Who's in charge of your infrastructure? You or the computer?

In the late 90s, I had a roommate who worked in the corporate IT department at Williams-Sonoma, the kitchen goods company. He told me that if someone came in with a laptop that was having problems, he would put it on the pile and just give them a new one. When they logged in, all their network drives would be mounted and such, and they would just keep on working.

“And then you tried to figure out what was wrong with the machine?” I asked.

He shrugged. “No. We’d just reimage the laptop with a clean install. Unless it had a problem after that, it wasn’t worth the time or the effort to deal with it.” came the reply.

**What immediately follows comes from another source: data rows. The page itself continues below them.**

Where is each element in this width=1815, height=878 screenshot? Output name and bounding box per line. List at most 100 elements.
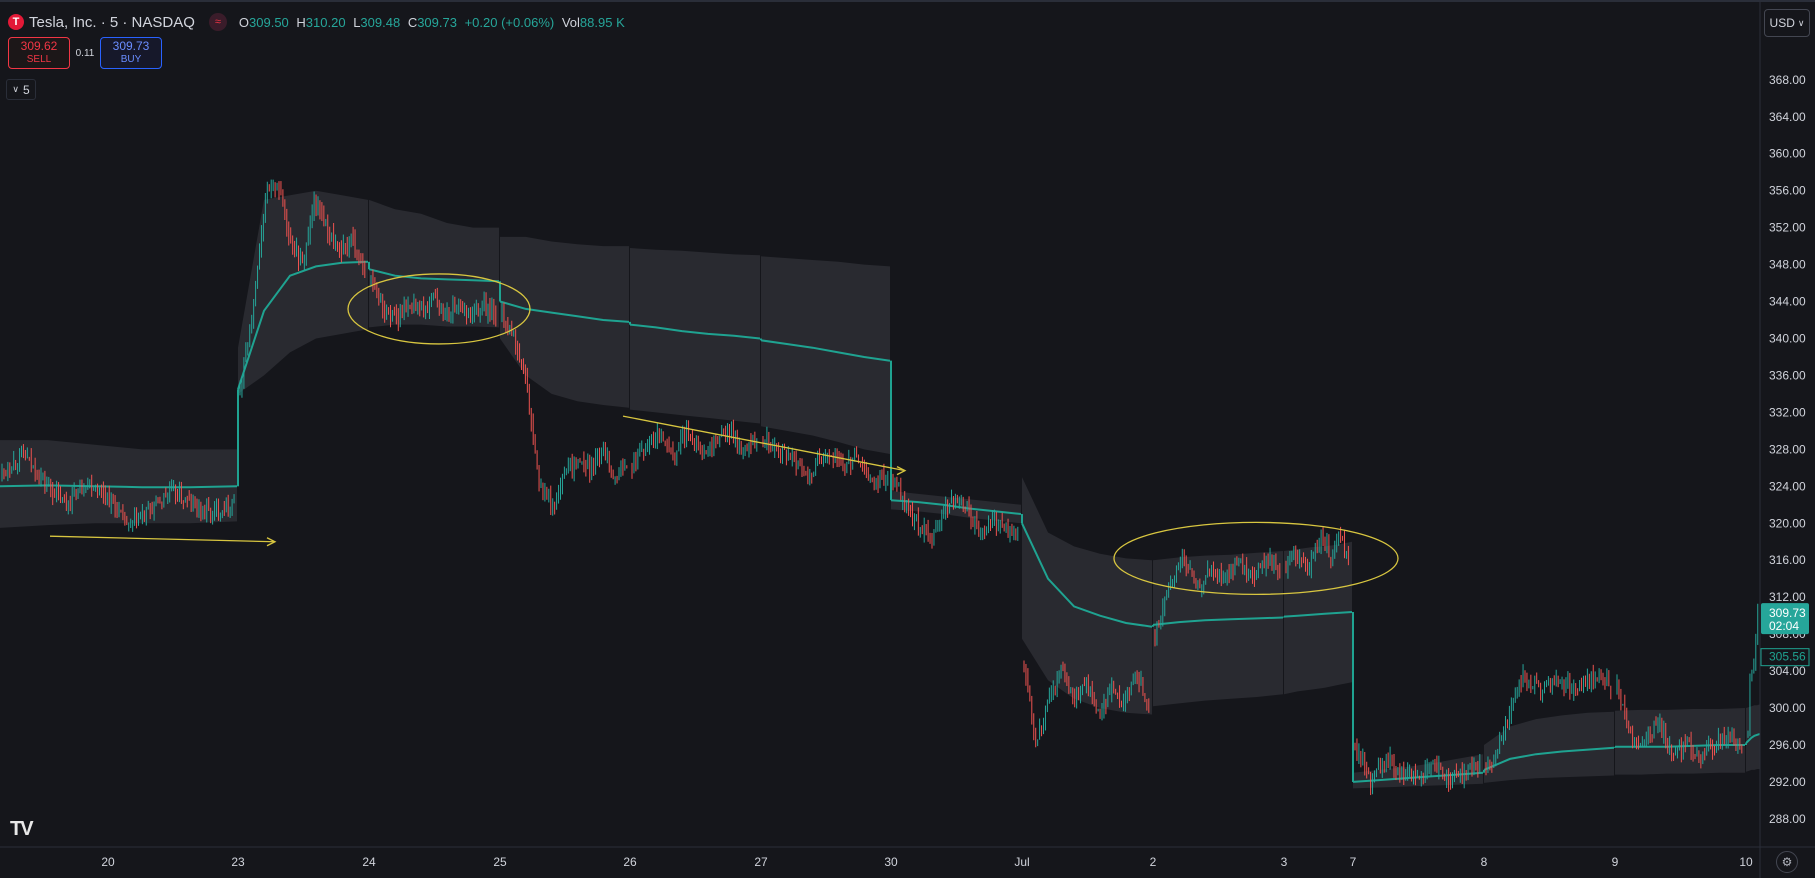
vwap-segment bbox=[1021, 522, 1153, 628]
sell-button[interactable]: 309.62 SELL bbox=[8, 37, 70, 69]
trade-buttons: 309.62 SELL 0.11 309.73 BUY bbox=[8, 37, 162, 69]
highlight-ellipse bbox=[1113, 521, 1399, 596]
time-tick-label: Jul bbox=[1014, 855, 1029, 869]
price-tick-label: 356.00 bbox=[1769, 184, 1806, 198]
price-tick-label: 288.00 bbox=[1769, 812, 1806, 826]
time-tick-label: 24 bbox=[362, 855, 376, 869]
ohlc-high-value: 310.20 bbox=[305, 14, 346, 30]
ohlc-volume-key: Vol bbox=[561, 14, 580, 30]
ohlc-close-key: C bbox=[407, 14, 418, 30]
price-tick-label: 348.00 bbox=[1769, 258, 1806, 272]
vwap-line bbox=[0, 260, 1761, 783]
price-tick-label: 352.00 bbox=[1769, 221, 1806, 235]
ohlc-volume-value: 88.95 K bbox=[579, 14, 625, 30]
price-tick-label: 360.00 bbox=[1769, 147, 1806, 161]
ohlc-low-value: 309.48 bbox=[360, 14, 401, 30]
vwap-segment bbox=[237, 260, 369, 390]
vwap-band bbox=[369, 199, 499, 328]
price-tick-label: 328.00 bbox=[1769, 442, 1806, 456]
gear-icon[interactable]: ⚙ bbox=[1776, 851, 1798, 873]
tesla-logo-icon: T bbox=[8, 14, 24, 30]
time-tick-label: 23 bbox=[231, 855, 245, 869]
last-price-label: 309.73 bbox=[1769, 606, 1806, 620]
vwap-bands bbox=[0, 190, 1760, 789]
vwap-segment bbox=[629, 323, 761, 340]
wave-icon[interactable]: ≈ bbox=[208, 13, 227, 31]
vwap-band bbox=[1153, 551, 1283, 707]
vwap-segment bbox=[1283, 611, 1353, 618]
vwap-segment bbox=[368, 268, 500, 283]
vwap-band bbox=[630, 248, 760, 424]
price-tick-label: 324.00 bbox=[1769, 479, 1806, 493]
price-tick-label: 292.00 bbox=[1769, 775, 1806, 789]
price-tick-label: 316.00 bbox=[1769, 553, 1806, 567]
time-tick-label: 27 bbox=[754, 855, 768, 869]
vwap-segment bbox=[0, 484, 238, 489]
price-tick-label: 344.00 bbox=[1769, 295, 1806, 309]
time-tick-label: 2 bbox=[1150, 855, 1157, 869]
tradingview-logo-icon[interactable]: TV bbox=[10, 818, 34, 840]
currency-label: USD bbox=[1769, 16, 1795, 30]
vwap-segment bbox=[1745, 732, 1761, 744]
price-tick-label: 332.00 bbox=[1769, 405, 1806, 419]
price-tick-label: 304.00 bbox=[1769, 664, 1806, 678]
countdown-label: 02:04 bbox=[1769, 619, 1799, 633]
price-tick-label: 320.00 bbox=[1769, 516, 1806, 530]
sell-price: 309.62 bbox=[20, 39, 58, 53]
vwap-price-tag bbox=[1760, 648, 1810, 667]
vwap-segment bbox=[1152, 616, 1284, 626]
ohlc-change: +0.20 (+0.06%) bbox=[464, 14, 555, 30]
interval-label: 5 bbox=[22, 82, 30, 97]
last-price-tag bbox=[1761, 603, 1809, 635]
vwap-band bbox=[761, 256, 890, 454]
time-tick-label: 25 bbox=[493, 855, 507, 869]
interval-toggle[interactable]: ∨ 5 bbox=[6, 79, 36, 100]
price-tick-label: 296.00 bbox=[1769, 738, 1806, 752]
ohlc-low-key: L bbox=[353, 14, 361, 30]
price-tick-label: 312.00 bbox=[1769, 590, 1806, 604]
time-tick-label: 9 bbox=[1612, 855, 1619, 869]
buy-price: 309.73 bbox=[112, 39, 150, 53]
annotations bbox=[49, 273, 1399, 596]
vwap-band bbox=[500, 236, 629, 408]
vwap-segment bbox=[1483, 746, 1615, 771]
vwap-price-label: 305.56 bbox=[1769, 650, 1806, 664]
buy-button[interactable]: 309.73 BUY bbox=[100, 37, 162, 69]
time-tick-label: 8 bbox=[1481, 855, 1488, 869]
ohlc-high-key: H bbox=[296, 14, 306, 30]
trend-arrow bbox=[622, 415, 906, 472]
vwap-segment bbox=[760, 339, 891, 362]
vwap-segment bbox=[890, 499, 1022, 515]
vwap-band bbox=[238, 190, 368, 394]
sell-label: SELL bbox=[26, 54, 52, 65]
trend-arrowhead bbox=[266, 537, 277, 547]
price-tick-label: 336.00 bbox=[1769, 368, 1806, 382]
ohlc-legend: O309.50 H310.20 L309.48 C309.73 +0.20 (+… bbox=[239, 15, 629, 30]
ohlc-open-value: 309.50 bbox=[249, 14, 289, 30]
time-tick-label: 30 bbox=[884, 855, 898, 869]
highlight-ellipse bbox=[347, 273, 531, 345]
symbol-title[interactable]: Tesla, Inc. · 5 · NASDAQ bbox=[29, 13, 195, 31]
price-tick-label: 340.00 bbox=[1769, 331, 1806, 345]
currency-selector[interactable]: USD ∨ bbox=[1764, 9, 1810, 37]
buy-label: BUY bbox=[120, 54, 142, 65]
symbol-header: T Tesla, Inc. · 5 · NASDAQ ≈ O309.50 H31… bbox=[8, 12, 629, 32]
trend-arrowhead bbox=[896, 466, 907, 476]
candles bbox=[1, 179, 1759, 796]
time-tick-label: 10 bbox=[1739, 855, 1753, 869]
ohlc-open-key: O bbox=[238, 14, 250, 30]
time-tick-label: 26 bbox=[623, 855, 637, 869]
chevron-down-icon: ∨ bbox=[12, 84, 19, 94]
price-tick-label: 368.00 bbox=[1769, 73, 1806, 87]
price-tick-label: 300.00 bbox=[1769, 701, 1806, 715]
vwap-band bbox=[0, 440, 237, 528]
trend-arrow bbox=[49, 535, 276, 543]
time-tick-label: 3 bbox=[1281, 855, 1288, 869]
time-tick-label: 20 bbox=[101, 855, 115, 869]
price-tick-label: 364.00 bbox=[1769, 110, 1806, 124]
vwap-band bbox=[1022, 477, 1152, 715]
vwap-segment bbox=[499, 300, 630, 323]
time-tick-label: 7 bbox=[1350, 855, 1357, 869]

This was cloud computing before there was cloud computing. This is also key to what the 2023 State of DevOps report calls “flexible infrastructure” which predicts 30% higher organizational performance. Let me explain…

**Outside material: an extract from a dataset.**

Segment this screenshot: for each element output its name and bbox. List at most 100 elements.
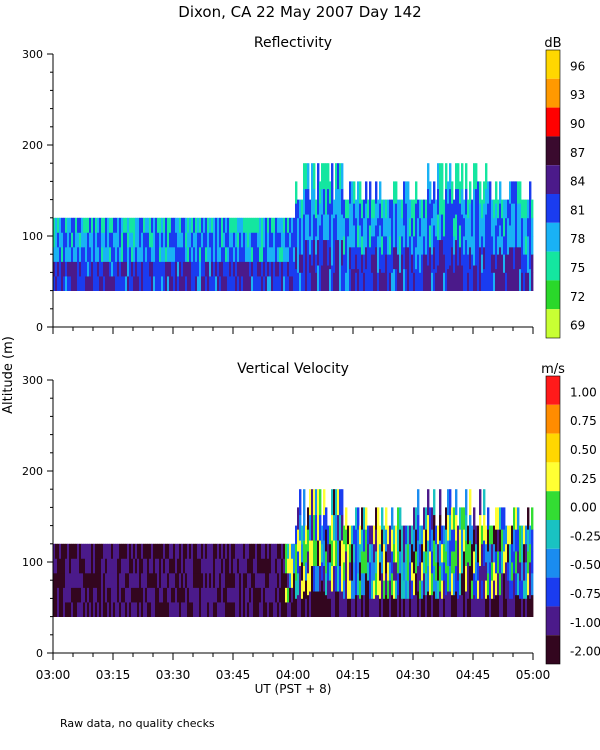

If we don’t care what was there before, and instead, build anew with exactly the configuration we want, that’s Declarative Infrastructure. We declare the configuration.

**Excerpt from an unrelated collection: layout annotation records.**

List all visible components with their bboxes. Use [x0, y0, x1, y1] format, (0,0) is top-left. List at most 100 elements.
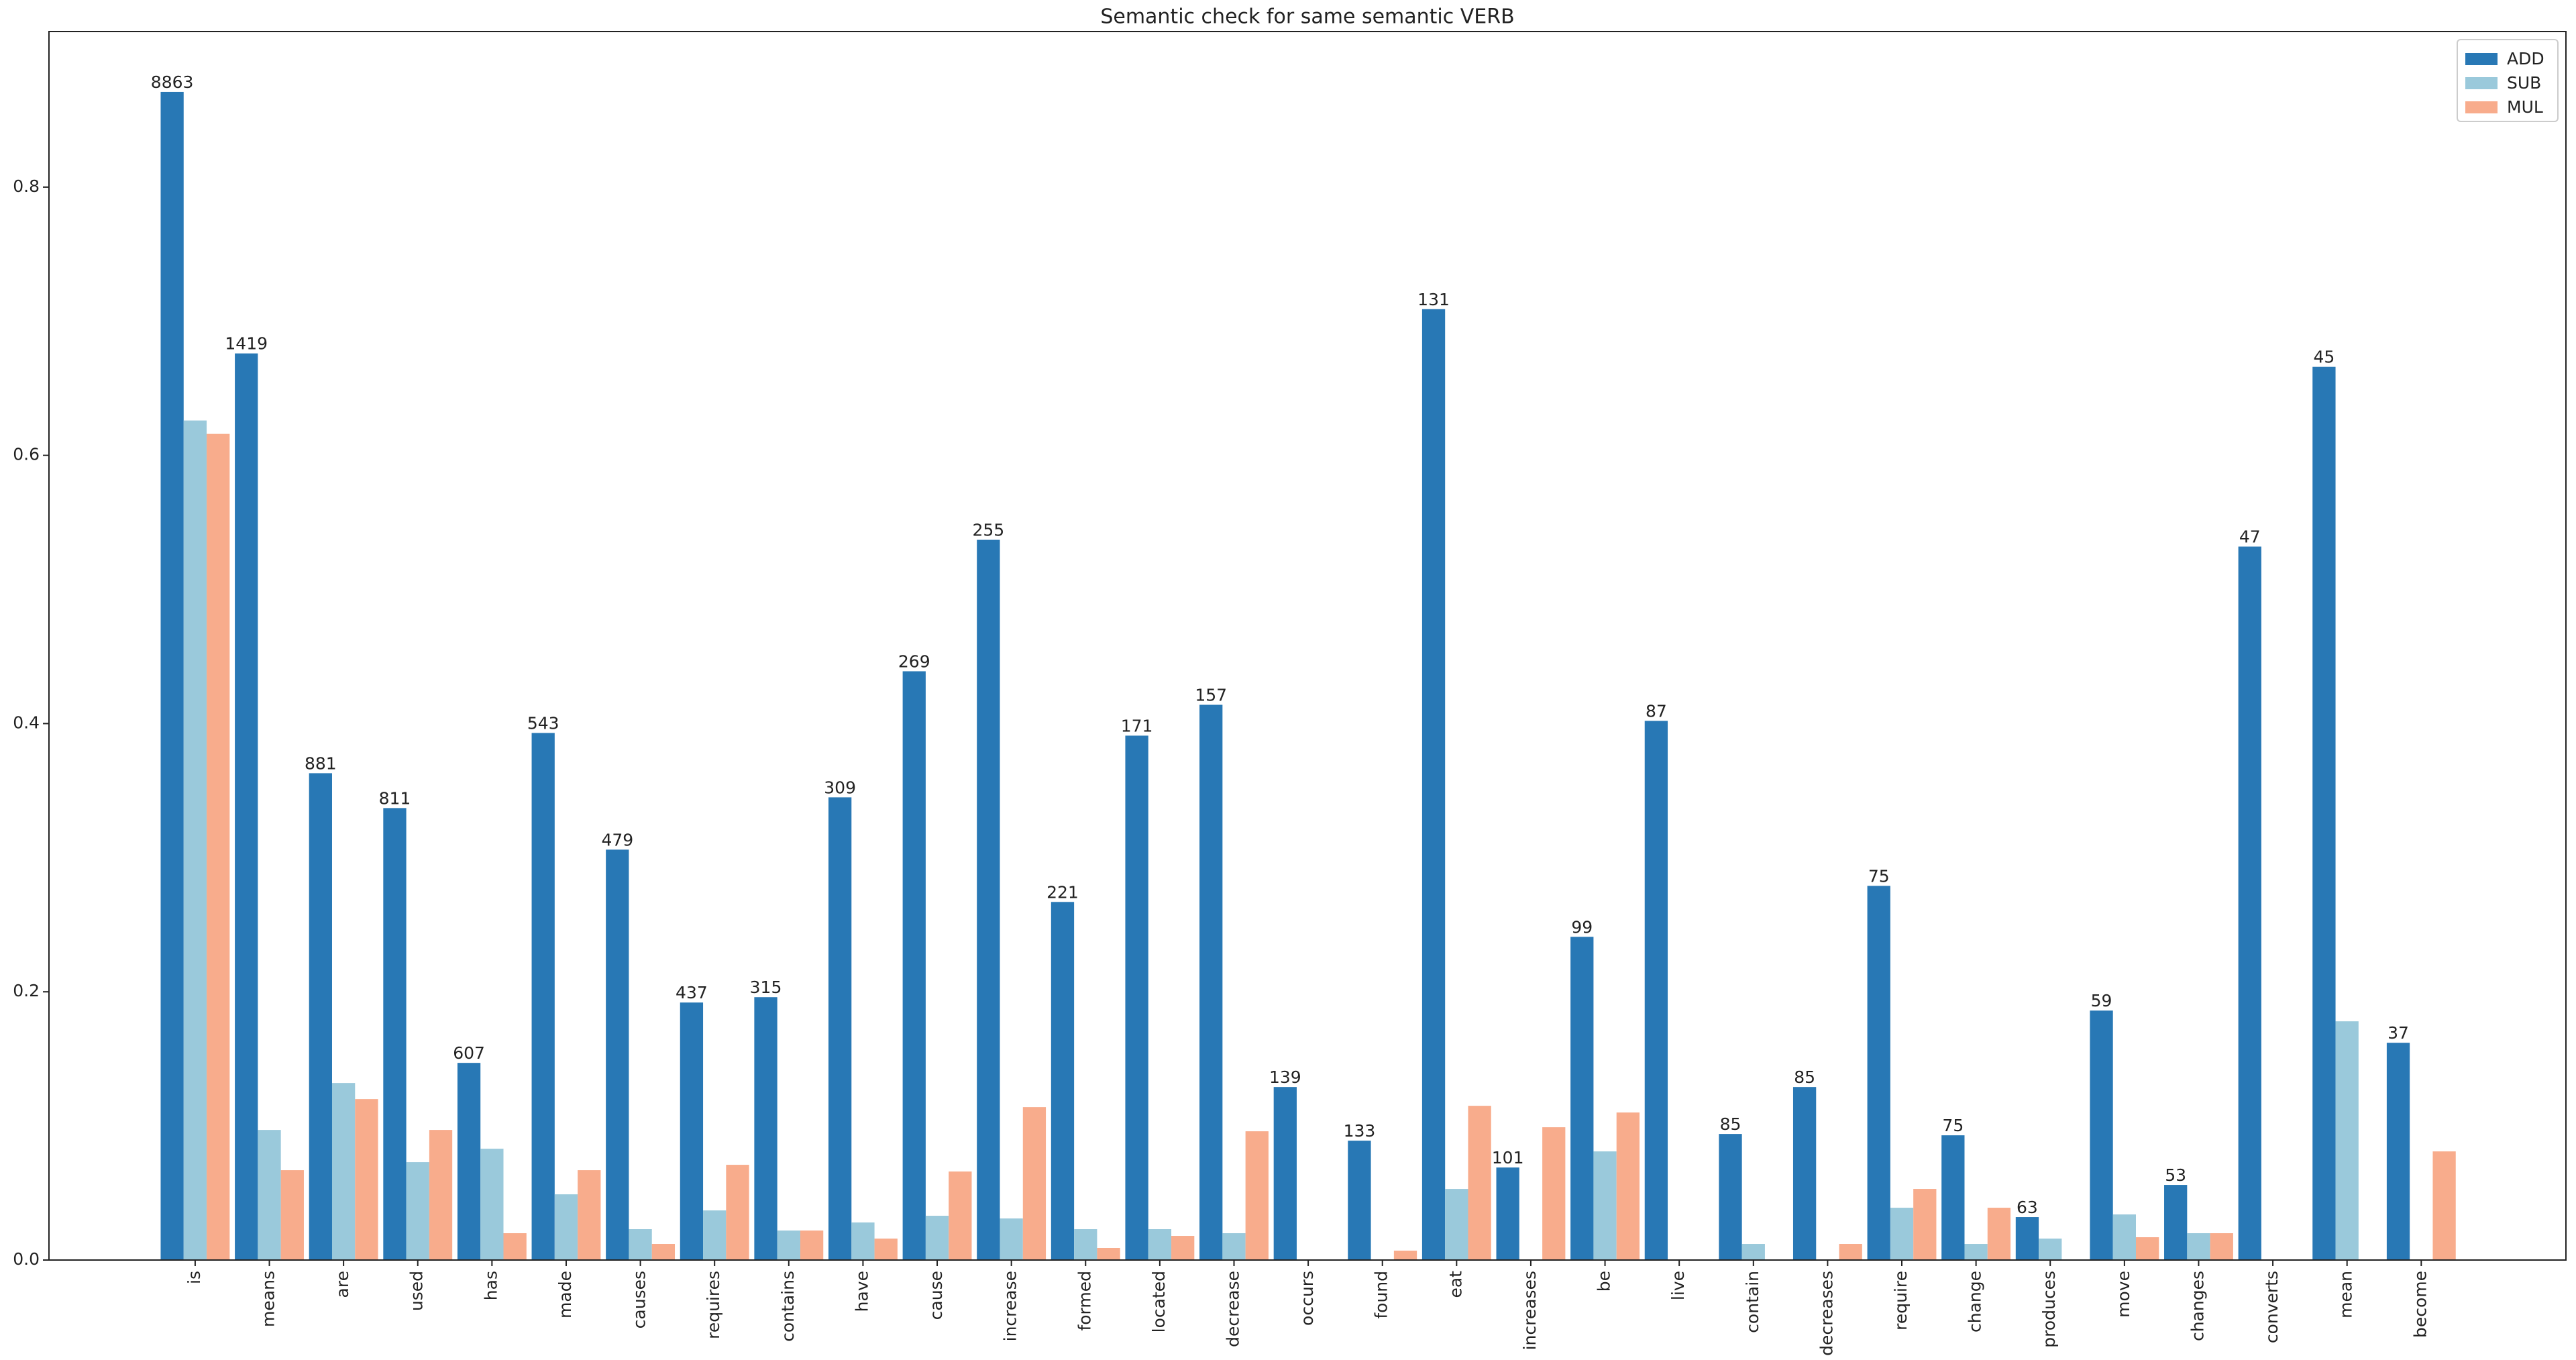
count-label: 87	[1646, 701, 1667, 721]
bar	[2335, 1021, 2359, 1260]
count-label: 309	[824, 778, 856, 797]
bar	[355, 1099, 378, 1260]
bar	[2210, 1233, 2233, 1260]
x-tick-label: used	[407, 1271, 427, 1311]
bar	[429, 1130, 453, 1260]
bar	[1445, 1189, 1468, 1260]
bar	[874, 1239, 898, 1260]
count-label: 101	[1492, 1148, 1524, 1167]
bar	[1421, 309, 1446, 1260]
x-tick-label: are	[333, 1271, 352, 1298]
bar	[1644, 721, 1668, 1260]
y-tick-label: 0.6	[13, 445, 40, 464]
count-label: 881	[305, 753, 337, 773]
count-label: 255	[973, 521, 1005, 540]
bar	[1148, 1229, 1172, 1260]
bar	[1890, 1208, 1914, 1260]
legend-swatch	[2465, 77, 2498, 89]
bar	[754, 997, 777, 1260]
bar	[2432, 1151, 2456, 1260]
x-tick-label: change	[1966, 1271, 1985, 1332]
bar	[554, 1194, 578, 1260]
y-tick-label: 0.2	[13, 981, 40, 1000]
bar	[1542, 1127, 1566, 1260]
count-label: 47	[2239, 527, 2261, 547]
x-tick-label: be	[1595, 1271, 1614, 1292]
bar	[578, 1170, 601, 1260]
count-label: 8863	[151, 72, 194, 92]
count-label: 543	[527, 713, 559, 733]
count-label: 811	[379, 788, 411, 808]
bar	[1839, 1244, 1862, 1260]
x-tick-label: decrease	[1223, 1271, 1242, 1347]
bar	[480, 1149, 504, 1260]
count-label: 1419	[225, 334, 268, 354]
x-tick-label: increase	[1001, 1271, 1020, 1341]
bar	[2090, 1010, 2113, 1260]
legend: ADD SUB MUL	[2457, 39, 2559, 122]
x-tick-label: move	[2114, 1271, 2133, 1318]
x-tick-label: require	[1891, 1271, 1911, 1330]
bar	[2164, 1185, 2188, 1260]
bar	[1468, 1106, 1491, 1260]
y-tick-label: 0.8	[13, 176, 40, 196]
bar	[726, 1165, 749, 1260]
bar	[2015, 1217, 2039, 1260]
bar	[1593, 1151, 1617, 1260]
x-tick-label: made	[555, 1271, 575, 1318]
count-label: 139	[1269, 1067, 1301, 1087]
bar	[651, 1244, 676, 1260]
x-tick-label: decreases	[1817, 1271, 1836, 1356]
bar	[1097, 1248, 1120, 1260]
bar	[1000, 1218, 1023, 1260]
bar	[2112, 1214, 2136, 1260]
count-label: 85	[1720, 1114, 1741, 1134]
bar	[2386, 1043, 2410, 1260]
x-tick-label: causes	[630, 1271, 649, 1328]
count-label: 63	[2017, 1198, 2038, 1217]
legend-swatch	[2465, 101, 2498, 113]
legend-label: SUB	[2507, 73, 2541, 93]
bar	[1393, 1251, 1417, 1260]
bar	[1171, 1236, 1195, 1260]
count-label: 75	[1942, 1116, 1964, 1135]
x-tick-label: contain	[1743, 1271, 1762, 1333]
bar	[606, 849, 629, 1260]
legend-label: ADD	[2507, 49, 2544, 68]
count-label: 53	[2165, 1165, 2186, 1185]
bar	[1964, 1244, 1988, 1260]
count-label: 437	[676, 983, 708, 1002]
count-label: 75	[1868, 866, 1890, 886]
bar	[1719, 1134, 1742, 1260]
bar	[1741, 1244, 1765, 1260]
bar	[828, 797, 852, 1260]
count-label: 171	[1121, 716, 1153, 735]
x-tick-label: live	[1668, 1271, 1688, 1300]
legend-swatch	[2465, 53, 2498, 65]
bar	[457, 1063, 481, 1260]
count-label: 269	[898, 651, 930, 671]
bar	[1222, 1233, 1246, 1260]
x-tick-label: contains	[778, 1271, 798, 1342]
bar	[800, 1231, 824, 1260]
bar	[777, 1231, 800, 1260]
y-tick-label: 0.4	[13, 713, 40, 732]
bar	[503, 1233, 527, 1260]
bar	[1051, 902, 1075, 1260]
count-label: 221	[1046, 882, 1079, 902]
x-tick-label: increases	[1520, 1271, 1540, 1350]
chart-title: Semantic check for same semantic VERB	[1100, 5, 1514, 29]
count-label: 85	[1794, 1067, 1815, 1087]
x-tick-label: changes	[2188, 1271, 2207, 1341]
bar	[1022, 1107, 1046, 1260]
bar	[1616, 1112, 1640, 1260]
bar	[258, 1130, 281, 1260]
x-tick-label: mean	[2337, 1271, 2356, 1318]
y-tick-label: 0.0	[13, 1249, 40, 1269]
x-tick-label: become	[2410, 1271, 2430, 1338]
bar	[1987, 1208, 2011, 1260]
bar	[207, 433, 230, 1260]
count-label: 607	[453, 1043, 485, 1063]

If we care about what exists, if it’s important, if we have to make adjustments based on what is there, and we have to act upon things as they are, instead of how we want them to be, that’s Imperative. Many people call this cattle vs. pets. It’s a nice analogy, but doesn’t capture the power of being able to define our world as it should be, and bring that into creation at will.

Imperative Declarative
If a machine has problems, try to figure out what’s wrong. If a machine has problems, destroy it and build a new one
Regular patching projects to bring machines up to spec. Machines kept in spec by refreshing base image as part of normal short lived life cycle.
If we need new testing environments, each environment is built like it’s the first time. If we need new testing environments, stamp them out.
If we need to scale for capacity, runbooks must be followed to build the capacity. If we need to scale for capacity, stamp out as many new machines as desired.
Configurations drift over time. Machines are short lived, configurations always consistent.
Guess about the state of the infrastructure. Infrastructure is exactly what we define it to be.

Gene Kim is known to say that one indicator of high performing teams is the ability to instantiate representative test environments at will. Once we have that ability, building infrastructure is no longer a chore to be done, but a strategic differentiator that allows us to have confidence that the environments we test on are exactly what we get in production. It allows us to shorten and amplify feedback loops (the 2nd Way of DevOps) because we can get a clean, representative test environment, every day if we want to. It allows us to scale up or scale out (capacity planning).

We do not want imperative infrastructure; it’s a guessing game. We are never really sure what has happened. Thus, we guess. Declarative infrastructure helps us to move quickly, deterministically, and confidently, while lowering margins and increasing growth. We know exactly what is there. A great DevOps pattern for private equity.